02 : Mas Adipati Dolken!

2.1K 234 12
                                    

02.4

"Tunggu-tunggu! Jangan bunuh saya. Saya minta maaf atas perkataan kasar saya."

Aku tidak mau mati. Bahkan jika semua ini hanya mimpi, aku tidak mau mati. Tapi jika memang aku harus mati, aku mau mati dengan cara terhormat. Bukan mati konyol hanya karena aku berkata kasar sekali kepadanya seperti ini. Huh! Dia laki-laki tapi sensitif sekali.

"Tuan?"

Oh! Mereka mengertih ucapanku sekarang? Pasti ini karena dengung di telingaku tadi. Baguslah, aku tidak harus berkata Bahasa Jawa. Meski Bahasa Jawa memang bahasa ibuku tapi aku memiliki batas jika harus menggunakan krama inggil. Aku buruk dalam unggah ungguh Bahasa Jawa.

"Saya mohon. Ampuni saya." Ku tangkupkan kedua tanganku, mengangkatnya tinggi kedepan wajah. Kupejamkan mataku, harap-harap cemas menunggu keputusan pemuda itu.

"Terserah."

Secepat kilat mataku terbuka. Aku aman. Aku tidak akan mati. Aku berhasil menyelamatkan nyawaku. Aku sudah akan mengucapkan terimakasih tapi pemuda itu malah berjalan menjauh. "Ter-"

Dia bersiul kencang. Kemudian dua ekor kuda hitam datang entah dari mana. Oh ya ampun, adegan film sekali. Dia mengelus kepala salah satu kuda itu dengan-sayang?, terlihat dari seulas senyum tipis yang muncul di wajah tampannya.

"Tolong jangan pernah berkata seperti itu kepada siapapun. Itu sangat tidak sopan dan berbahaya, cah ayu. Untung tuan saya baik. Kamu bebas, pergilah." Interupsi dari Om Bagong menyadarkanku. Laki-laki paruh baya yang masih berdiri 3 langkah dariku sudah akan mengayunkan kaki menuju tempat tuannya berdiri.

Cepat-cepat aku mencegahnya dengan memegang lengannya dengan kedua tanganku. "Tunggu." Aku memandangnya dengan sedikit takut. "Saya harus pergi kemana? Saya tidak tahu ini dimana. Tidak bisakah saya ikut kalian?"

Hening.

"Saya-um-hilang ingtan! Iya saya lupa semuanya. Jadi tolonglah." Aku memandangnya dengan wajah seolah aku memang gadis yang harus sangat-sangat dikasihani.
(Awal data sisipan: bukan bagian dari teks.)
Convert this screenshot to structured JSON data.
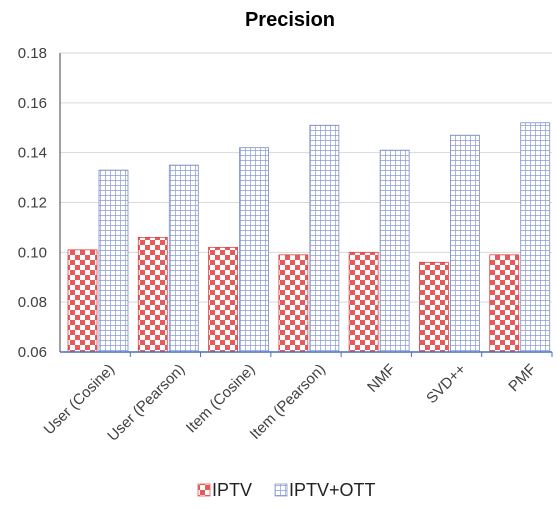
{
  "chart_data": {
    "type": "bar",
    "title": "Precision",
    "xlabel": "",
    "ylabel": "",
    "ylim": [
      0.06,
      0.18
    ],
    "yticks": [
      "0.06",
      "0.08",
      "0.10",
      "0.12",
      "0.14",
      "0.16",
      "0.18"
    ],
    "categories": [
      "User (Cosine)",
      "User (Pearson)",
      "Item (Cosine)",
      "Item (Pearson)",
      "NMF",
      "SVD++",
      "PMF"
    ],
    "series": [
      {
        "name": "IPTV",
        "values": [
          0.101,
          0.106,
          0.102,
          0.099,
          0.1,
          0.096,
          0.099
        ],
        "color": "#e85a5a",
        "pattern": "checkerboard"
      },
      {
        "name": "IPTV+OTT",
        "values": [
          0.133,
          0.135,
          0.142,
          0.151,
          0.141,
          0.147,
          0.152
        ],
        "color": "#8a9ad6",
        "pattern": "grid"
      }
    ],
    "grid": true,
    "legend": "bottom"
  }
}
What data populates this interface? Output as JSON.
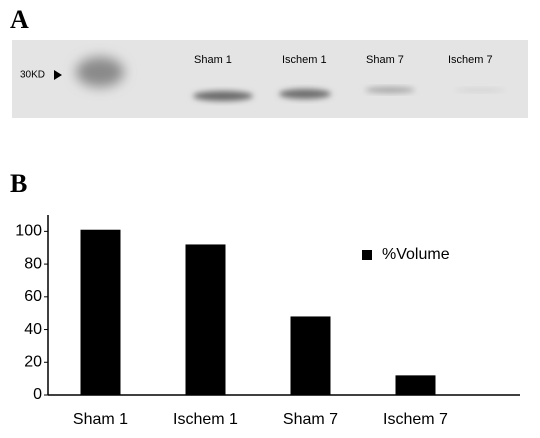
{
  "panels": {
    "a": "A",
    "b": "B"
  },
  "blot": {
    "marker": "30KD",
    "lanes": [
      "Sham 1",
      "Ischem 1",
      "Sham 7",
      "Ischem 7"
    ]
  },
  "chart_data": {
    "type": "bar",
    "categories": [
      "Sham 1",
      "Ischem 1",
      "Sham 7",
      "Ischem 7"
    ],
    "series": [
      {
        "name": "%Volume",
        "color": "#000000",
        "values": [
          101,
          92,
          48,
          12
        ]
      }
    ],
    "ylim": [
      0,
      110
    ],
    "yticks": [
      0,
      20,
      40,
      60,
      80,
      100
    ],
    "legend": "upper right",
    "grid": false
  }
}
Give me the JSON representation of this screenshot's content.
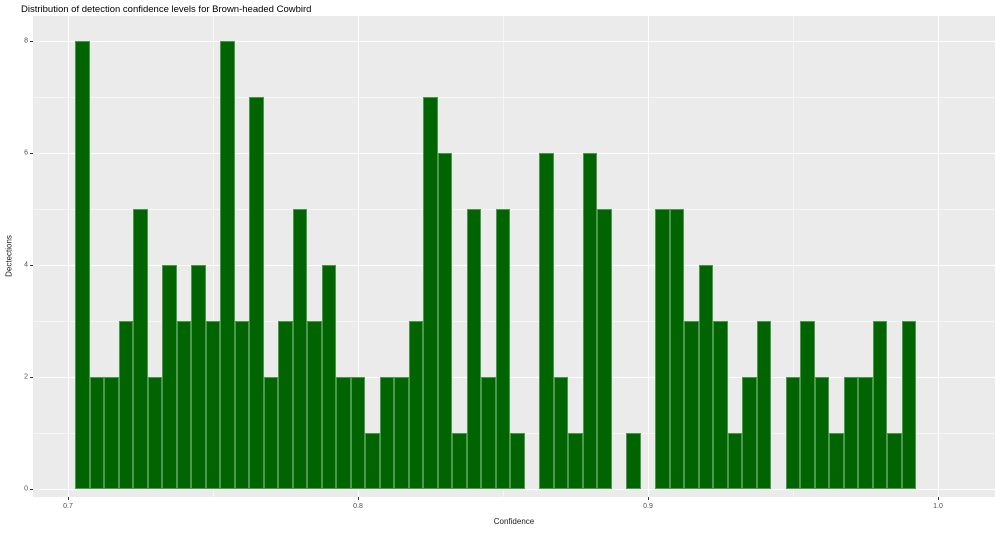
{
  "chart_data": {
    "type": "bar",
    "subtype": "histogram",
    "title": "Distribution of detection confidence levels for Brown-headed Cowbird",
    "xlabel": "Confidence",
    "ylabel": "Dectections",
    "x_tick_labels": [
      "0.7",
      "0.8",
      "0.9",
      "1.0"
    ],
    "x_tick_values": [
      0.7,
      0.8,
      0.9,
      1.0
    ],
    "x_minor_values": [
      0.75,
      0.85,
      0.95
    ],
    "y_tick_labels": [
      "0",
      "2",
      "4",
      "6",
      "8"
    ],
    "y_tick_values": [
      0,
      2,
      4,
      6,
      8
    ],
    "y_minor_values": [
      1,
      3,
      5,
      7
    ],
    "bin_width": 0.005,
    "bin_centers": [
      0.705,
      0.71,
      0.715,
      0.72,
      0.725,
      0.73,
      0.735,
      0.74,
      0.745,
      0.75,
      0.755,
      0.76,
      0.765,
      0.77,
      0.775,
      0.78,
      0.785,
      0.79,
      0.795,
      0.8,
      0.805,
      0.81,
      0.815,
      0.82,
      0.825,
      0.83,
      0.835,
      0.84,
      0.845,
      0.85,
      0.855,
      0.86,
      0.865,
      0.87,
      0.875,
      0.88,
      0.885,
      0.89,
      0.895,
      0.9,
      0.905,
      0.91,
      0.915,
      0.92,
      0.925,
      0.93,
      0.935,
      0.94,
      0.945,
      0.95,
      0.955,
      0.96,
      0.965,
      0.97,
      0.975,
      0.98,
      0.985,
      0.99
    ],
    "counts": [
      8,
      2,
      2,
      3,
      5,
      2,
      4,
      3,
      4,
      3,
      8,
      3,
      7,
      2,
      3,
      5,
      3,
      4,
      2,
      2,
      1,
      2,
      2,
      3,
      7,
      6,
      1,
      5,
      2,
      5,
      1,
      0,
      6,
      2,
      1,
      6,
      5,
      0,
      1,
      0,
      5,
      5,
      3,
      4,
      3,
      1,
      2,
      3,
      0,
      2,
      3,
      2,
      1,
      2,
      2,
      3,
      1,
      3
    ],
    "xlim": [
      0.688,
      1.02
    ],
    "ylim": [
      -0.14,
      8.45
    ],
    "grid": true,
    "legend": false,
    "colors": {
      "bar_fill": "#006400",
      "bar_edge": "rgba(130,185,130,0.6)",
      "panel_bg": "#ebebeb",
      "grid_major": "#ffffff",
      "grid_minor": "rgba(255,255,255,0.55)",
      "tick_text": "#4d4d4d",
      "title_text": "#000000",
      "outer_bg": "#ffffff"
    }
  }
}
Om Bagong menghela nafas berat. "Saya tidak ada hak menerima permintaanmu, cah ayu."

"Tuan!" Buru-buru aku melepas tanganku lalu berlari kecil menuju pemuda yang masih asik bercengkrama dengan peliharaannya. "Tuan ganteng rupawan cogan sepanjang masa. Bolehkan saya ikut?"

Dia memandangku datar. Oh! Apa dia sekarang mencoba jual mahal?

"Boleh ya? Boleh ya? Yaa yaaa?" rengekku. "Mas Adipati Dolken!"

Hening sejenak.

"Nama saya Lokapala," katanya, masih dengan wajah datar.

"Saya tidak menanyakan namamu."

Tatapannya berubah dingin. Sepertinya aku salah bicara lagi. "Iya. Iya tuan Lokapala yang mirip Adipati Dolken."

"Siapa Adipati Dolken?"

"Kau tak tahu Adipati Dolken? Yang benar saja! Dia artis terkenal yang gantengnya gak ketulungan. Harusnya kamu bersyukur terlahir dengan wajah 11-12 dengannya. Dia sering muncul di tv, sering main film. Kau orang Indonesia bukan sih? Kudet banget. Jangan bilang kau tak pernah nonton- "

"Apa kau sedang mencela saya lagi?"

Demi kerang ajaib! Wulan kontrol mulutmu! Kau itu sedang melakukan lobbying untuk bertahan hidup.

"Anu, umh maaf. Saya kira kita beneran lagi shooting film atau serial kolosal." Tanpa sadar aku menggigit bibir bawahku, kebiasaan kalau merasa bersalah. "Ah sudahlah lupakan. Jadi boleh saya ikut?"